In inductive logic/probability theory a set of betting rates is called coherent if it's not open to a sure-loss contract (called a Dutch Book).
Interestingly you can prove that:
(1) A set of betting rates is coherent iff it satisfies the rules of probability.
If I understand your question correctly, you are asking if it's possible to prove a similar sort of result for rules of logic: So give somehow an analogous definition of coherence for a set of assignments of truth values to some set of sentences, and then prove that such an assignment is coherent iff it satisfies (in some sense) the rules of logic.
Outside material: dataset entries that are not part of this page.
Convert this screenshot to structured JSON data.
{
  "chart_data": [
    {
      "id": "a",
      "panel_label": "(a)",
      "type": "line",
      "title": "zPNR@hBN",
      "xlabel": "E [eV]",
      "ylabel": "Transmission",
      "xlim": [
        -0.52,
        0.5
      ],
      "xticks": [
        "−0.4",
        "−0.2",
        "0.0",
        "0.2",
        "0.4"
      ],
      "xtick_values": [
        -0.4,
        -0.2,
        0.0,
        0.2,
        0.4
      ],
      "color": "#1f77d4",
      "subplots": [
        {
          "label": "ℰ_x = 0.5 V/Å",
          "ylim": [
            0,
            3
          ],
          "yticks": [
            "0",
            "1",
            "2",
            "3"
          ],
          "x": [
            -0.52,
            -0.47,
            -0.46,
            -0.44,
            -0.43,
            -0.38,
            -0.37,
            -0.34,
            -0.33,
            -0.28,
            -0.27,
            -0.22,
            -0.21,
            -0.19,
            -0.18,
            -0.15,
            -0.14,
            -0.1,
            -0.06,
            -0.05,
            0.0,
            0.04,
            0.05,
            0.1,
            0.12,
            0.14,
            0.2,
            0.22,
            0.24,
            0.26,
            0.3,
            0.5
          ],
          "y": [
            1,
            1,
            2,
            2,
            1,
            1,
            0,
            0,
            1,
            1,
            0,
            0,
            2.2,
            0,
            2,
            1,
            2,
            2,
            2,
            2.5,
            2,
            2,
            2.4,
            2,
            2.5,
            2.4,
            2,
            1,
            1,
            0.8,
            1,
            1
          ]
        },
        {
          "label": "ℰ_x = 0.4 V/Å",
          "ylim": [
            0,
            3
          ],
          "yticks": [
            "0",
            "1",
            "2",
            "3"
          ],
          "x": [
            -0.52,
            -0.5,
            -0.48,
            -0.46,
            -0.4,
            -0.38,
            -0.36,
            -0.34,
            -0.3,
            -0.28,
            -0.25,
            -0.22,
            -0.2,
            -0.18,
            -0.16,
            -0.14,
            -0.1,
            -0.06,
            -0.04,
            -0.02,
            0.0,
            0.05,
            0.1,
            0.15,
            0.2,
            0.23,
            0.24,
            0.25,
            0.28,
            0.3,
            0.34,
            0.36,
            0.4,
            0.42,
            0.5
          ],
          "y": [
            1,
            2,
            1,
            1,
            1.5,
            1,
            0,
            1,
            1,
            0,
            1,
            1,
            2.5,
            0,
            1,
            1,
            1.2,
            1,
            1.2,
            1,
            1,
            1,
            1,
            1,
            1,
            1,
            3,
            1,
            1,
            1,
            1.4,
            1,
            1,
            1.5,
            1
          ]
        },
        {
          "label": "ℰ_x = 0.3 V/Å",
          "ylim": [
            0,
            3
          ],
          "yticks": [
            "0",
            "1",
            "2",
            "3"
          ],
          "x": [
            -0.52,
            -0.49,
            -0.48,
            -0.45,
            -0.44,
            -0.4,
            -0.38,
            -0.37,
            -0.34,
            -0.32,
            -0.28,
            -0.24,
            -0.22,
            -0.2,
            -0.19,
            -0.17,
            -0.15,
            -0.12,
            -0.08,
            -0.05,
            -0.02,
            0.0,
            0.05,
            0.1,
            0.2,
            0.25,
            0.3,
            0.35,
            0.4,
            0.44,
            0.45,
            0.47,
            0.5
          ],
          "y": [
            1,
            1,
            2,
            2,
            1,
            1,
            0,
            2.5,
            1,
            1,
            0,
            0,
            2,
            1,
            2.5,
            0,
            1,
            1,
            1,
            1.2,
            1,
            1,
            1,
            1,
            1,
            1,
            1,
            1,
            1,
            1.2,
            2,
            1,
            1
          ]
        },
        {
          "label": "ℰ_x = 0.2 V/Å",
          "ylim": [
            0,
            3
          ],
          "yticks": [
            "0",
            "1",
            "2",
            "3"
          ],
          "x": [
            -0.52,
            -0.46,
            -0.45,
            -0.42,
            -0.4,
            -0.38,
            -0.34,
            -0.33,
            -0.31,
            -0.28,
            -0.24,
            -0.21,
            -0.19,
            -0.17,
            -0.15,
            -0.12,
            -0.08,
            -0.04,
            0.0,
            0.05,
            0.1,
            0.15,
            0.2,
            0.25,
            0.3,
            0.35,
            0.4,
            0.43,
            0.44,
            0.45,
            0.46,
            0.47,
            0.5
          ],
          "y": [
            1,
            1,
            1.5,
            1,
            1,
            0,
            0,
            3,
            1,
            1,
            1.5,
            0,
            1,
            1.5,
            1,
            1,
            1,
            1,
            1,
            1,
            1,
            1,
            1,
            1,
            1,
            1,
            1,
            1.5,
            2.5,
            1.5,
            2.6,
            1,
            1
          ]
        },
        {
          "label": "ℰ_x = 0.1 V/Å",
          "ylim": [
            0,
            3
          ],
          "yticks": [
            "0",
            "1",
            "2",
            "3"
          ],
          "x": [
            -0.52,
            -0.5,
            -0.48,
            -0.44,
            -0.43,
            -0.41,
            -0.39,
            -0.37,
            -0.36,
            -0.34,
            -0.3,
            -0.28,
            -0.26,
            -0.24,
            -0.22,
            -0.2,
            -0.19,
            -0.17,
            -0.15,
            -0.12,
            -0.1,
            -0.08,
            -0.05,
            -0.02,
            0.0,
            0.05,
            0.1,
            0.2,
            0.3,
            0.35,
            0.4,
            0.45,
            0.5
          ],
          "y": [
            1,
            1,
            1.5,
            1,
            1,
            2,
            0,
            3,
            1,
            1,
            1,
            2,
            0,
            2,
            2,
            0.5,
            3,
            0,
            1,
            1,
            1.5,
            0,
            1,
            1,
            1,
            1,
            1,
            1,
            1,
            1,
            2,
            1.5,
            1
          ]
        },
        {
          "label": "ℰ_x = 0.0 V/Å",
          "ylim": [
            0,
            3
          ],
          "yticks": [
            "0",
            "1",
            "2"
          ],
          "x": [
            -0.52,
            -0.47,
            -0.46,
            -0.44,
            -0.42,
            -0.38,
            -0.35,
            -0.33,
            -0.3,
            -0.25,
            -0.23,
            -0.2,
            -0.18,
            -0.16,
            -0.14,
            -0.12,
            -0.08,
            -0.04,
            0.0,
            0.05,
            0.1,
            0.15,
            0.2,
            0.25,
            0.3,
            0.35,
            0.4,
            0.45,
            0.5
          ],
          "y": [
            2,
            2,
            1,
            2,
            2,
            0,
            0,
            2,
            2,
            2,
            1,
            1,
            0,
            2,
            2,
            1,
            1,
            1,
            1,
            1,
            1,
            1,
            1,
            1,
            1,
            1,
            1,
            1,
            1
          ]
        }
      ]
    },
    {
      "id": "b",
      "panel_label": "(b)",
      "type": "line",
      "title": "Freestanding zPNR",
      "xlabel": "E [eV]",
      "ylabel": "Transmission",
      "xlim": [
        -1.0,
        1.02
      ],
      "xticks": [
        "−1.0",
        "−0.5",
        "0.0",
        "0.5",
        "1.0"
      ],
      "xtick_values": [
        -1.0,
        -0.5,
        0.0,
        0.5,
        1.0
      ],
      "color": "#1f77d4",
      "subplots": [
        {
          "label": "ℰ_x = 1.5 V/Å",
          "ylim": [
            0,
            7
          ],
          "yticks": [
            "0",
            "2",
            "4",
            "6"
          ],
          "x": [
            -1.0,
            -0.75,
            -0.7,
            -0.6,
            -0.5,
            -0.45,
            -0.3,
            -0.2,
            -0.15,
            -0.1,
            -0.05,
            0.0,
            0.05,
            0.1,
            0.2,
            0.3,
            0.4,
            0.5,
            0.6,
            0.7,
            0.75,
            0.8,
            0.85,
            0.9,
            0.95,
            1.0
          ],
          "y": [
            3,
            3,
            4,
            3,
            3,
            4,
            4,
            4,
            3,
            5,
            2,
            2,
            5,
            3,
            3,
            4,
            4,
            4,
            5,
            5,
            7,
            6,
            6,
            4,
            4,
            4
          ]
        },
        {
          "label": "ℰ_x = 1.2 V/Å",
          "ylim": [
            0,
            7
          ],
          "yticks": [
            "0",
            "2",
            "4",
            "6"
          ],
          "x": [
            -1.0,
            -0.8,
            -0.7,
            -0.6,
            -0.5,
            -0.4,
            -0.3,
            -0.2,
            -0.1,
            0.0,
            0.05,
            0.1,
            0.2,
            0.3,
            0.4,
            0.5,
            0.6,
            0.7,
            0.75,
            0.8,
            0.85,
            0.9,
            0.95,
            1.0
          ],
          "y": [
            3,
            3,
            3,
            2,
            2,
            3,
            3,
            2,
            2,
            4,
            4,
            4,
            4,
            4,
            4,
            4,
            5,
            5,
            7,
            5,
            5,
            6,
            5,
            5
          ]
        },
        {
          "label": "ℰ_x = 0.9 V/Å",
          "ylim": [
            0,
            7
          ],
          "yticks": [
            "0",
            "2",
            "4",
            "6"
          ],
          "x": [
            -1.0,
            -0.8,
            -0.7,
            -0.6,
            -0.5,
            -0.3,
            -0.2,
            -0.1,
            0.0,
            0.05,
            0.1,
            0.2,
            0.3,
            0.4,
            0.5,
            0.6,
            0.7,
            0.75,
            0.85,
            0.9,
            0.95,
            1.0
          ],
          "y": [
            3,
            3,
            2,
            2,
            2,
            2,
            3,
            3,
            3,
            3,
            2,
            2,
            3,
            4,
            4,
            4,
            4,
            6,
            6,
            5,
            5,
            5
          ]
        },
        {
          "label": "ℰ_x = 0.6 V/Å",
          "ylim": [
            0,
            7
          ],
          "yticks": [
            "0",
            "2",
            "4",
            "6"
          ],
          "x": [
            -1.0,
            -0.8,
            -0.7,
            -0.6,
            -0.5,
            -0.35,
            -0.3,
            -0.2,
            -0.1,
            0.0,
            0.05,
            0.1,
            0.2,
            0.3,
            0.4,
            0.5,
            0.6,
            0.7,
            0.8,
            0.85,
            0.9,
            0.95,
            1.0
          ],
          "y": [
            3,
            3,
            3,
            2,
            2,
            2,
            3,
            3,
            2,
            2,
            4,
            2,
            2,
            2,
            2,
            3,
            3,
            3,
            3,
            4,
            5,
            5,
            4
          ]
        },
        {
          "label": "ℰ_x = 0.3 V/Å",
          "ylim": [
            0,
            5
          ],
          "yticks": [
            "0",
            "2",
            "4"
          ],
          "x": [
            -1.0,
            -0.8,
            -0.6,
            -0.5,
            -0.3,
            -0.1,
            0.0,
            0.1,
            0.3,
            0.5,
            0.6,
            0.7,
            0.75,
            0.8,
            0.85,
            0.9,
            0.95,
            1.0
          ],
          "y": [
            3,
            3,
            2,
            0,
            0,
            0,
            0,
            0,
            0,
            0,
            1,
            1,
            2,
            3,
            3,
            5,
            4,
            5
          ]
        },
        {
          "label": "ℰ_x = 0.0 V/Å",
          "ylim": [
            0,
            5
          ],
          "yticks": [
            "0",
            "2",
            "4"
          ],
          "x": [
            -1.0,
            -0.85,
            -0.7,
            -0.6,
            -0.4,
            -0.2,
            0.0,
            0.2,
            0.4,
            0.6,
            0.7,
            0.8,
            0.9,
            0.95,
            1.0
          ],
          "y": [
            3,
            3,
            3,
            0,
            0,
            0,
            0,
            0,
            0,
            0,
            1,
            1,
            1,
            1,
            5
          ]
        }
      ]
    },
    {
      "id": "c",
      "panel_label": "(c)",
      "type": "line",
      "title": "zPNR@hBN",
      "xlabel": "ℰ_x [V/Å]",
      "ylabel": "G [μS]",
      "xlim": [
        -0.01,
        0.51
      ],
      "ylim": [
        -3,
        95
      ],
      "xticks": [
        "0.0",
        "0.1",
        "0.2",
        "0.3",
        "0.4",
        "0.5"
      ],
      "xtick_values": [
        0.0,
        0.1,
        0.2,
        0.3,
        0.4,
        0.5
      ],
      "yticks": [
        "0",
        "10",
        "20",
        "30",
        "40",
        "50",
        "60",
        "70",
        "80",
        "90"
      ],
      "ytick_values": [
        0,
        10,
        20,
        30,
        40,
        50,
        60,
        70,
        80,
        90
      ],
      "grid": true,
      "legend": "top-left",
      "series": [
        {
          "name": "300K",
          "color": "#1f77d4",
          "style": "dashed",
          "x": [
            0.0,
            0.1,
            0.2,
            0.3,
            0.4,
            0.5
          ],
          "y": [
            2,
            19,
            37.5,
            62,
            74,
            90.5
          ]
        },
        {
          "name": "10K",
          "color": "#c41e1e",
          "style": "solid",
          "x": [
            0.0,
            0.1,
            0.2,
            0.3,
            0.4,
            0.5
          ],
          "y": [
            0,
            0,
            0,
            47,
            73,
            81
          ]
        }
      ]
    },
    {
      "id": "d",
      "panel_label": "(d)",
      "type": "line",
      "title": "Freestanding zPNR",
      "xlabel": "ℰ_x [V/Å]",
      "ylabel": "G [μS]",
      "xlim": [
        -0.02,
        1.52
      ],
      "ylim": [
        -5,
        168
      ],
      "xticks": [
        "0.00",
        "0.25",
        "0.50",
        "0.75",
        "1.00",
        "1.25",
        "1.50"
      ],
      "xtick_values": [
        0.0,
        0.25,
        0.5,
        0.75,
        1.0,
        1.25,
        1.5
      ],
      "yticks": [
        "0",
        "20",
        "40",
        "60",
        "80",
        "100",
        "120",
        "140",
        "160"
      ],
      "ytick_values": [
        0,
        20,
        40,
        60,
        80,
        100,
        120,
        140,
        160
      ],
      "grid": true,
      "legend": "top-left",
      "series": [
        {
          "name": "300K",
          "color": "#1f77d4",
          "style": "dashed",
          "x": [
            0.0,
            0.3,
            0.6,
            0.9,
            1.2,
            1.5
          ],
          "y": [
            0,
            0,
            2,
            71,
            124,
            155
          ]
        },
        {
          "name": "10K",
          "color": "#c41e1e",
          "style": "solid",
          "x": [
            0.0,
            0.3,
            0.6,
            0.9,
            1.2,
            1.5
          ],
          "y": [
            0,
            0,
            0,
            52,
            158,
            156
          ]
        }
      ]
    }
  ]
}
"Rules of logic" here should refer to an axiomatization of logic, since in the case of probability it's similarly the axioms that betting rates have to satisfy to avoid a Dutch book. The obvious idea would be to define coherence as follows:
Df. A set of truth assignments to some sentences is coherent iff there is a truth valuation that gives the same truth-values to the sentences as your assignments do.
(The above definition means that coherence guarantees that your truth assignments are not open to a sure error, i.e. you could be right in your assignments of truth values.)
Define a set S of sentences as follow: if your assignment assigns 1 to a formula F, then F∈S, if your assignment assigns 0 to a formula F then not-F∈S. Let's call this set S the set determined by the truth assignments.
It's now easy to show that a set of truth assignments to some sentences is coherent iff the set S determined by those truth assignments is satisfiable.
Now since the soundness and completeness theorems tell us that a set S is satisfiable iff S is consistent (relative to the rules/axiomatization of logic), the analogue of theorem (1) is as follows:
(1)* A set of truth assignments is coherent iff the set determined by the truth assignments is consistent (relative to an axiomatization of logic)
You can think of this as a version of the soundness and completeness theorems.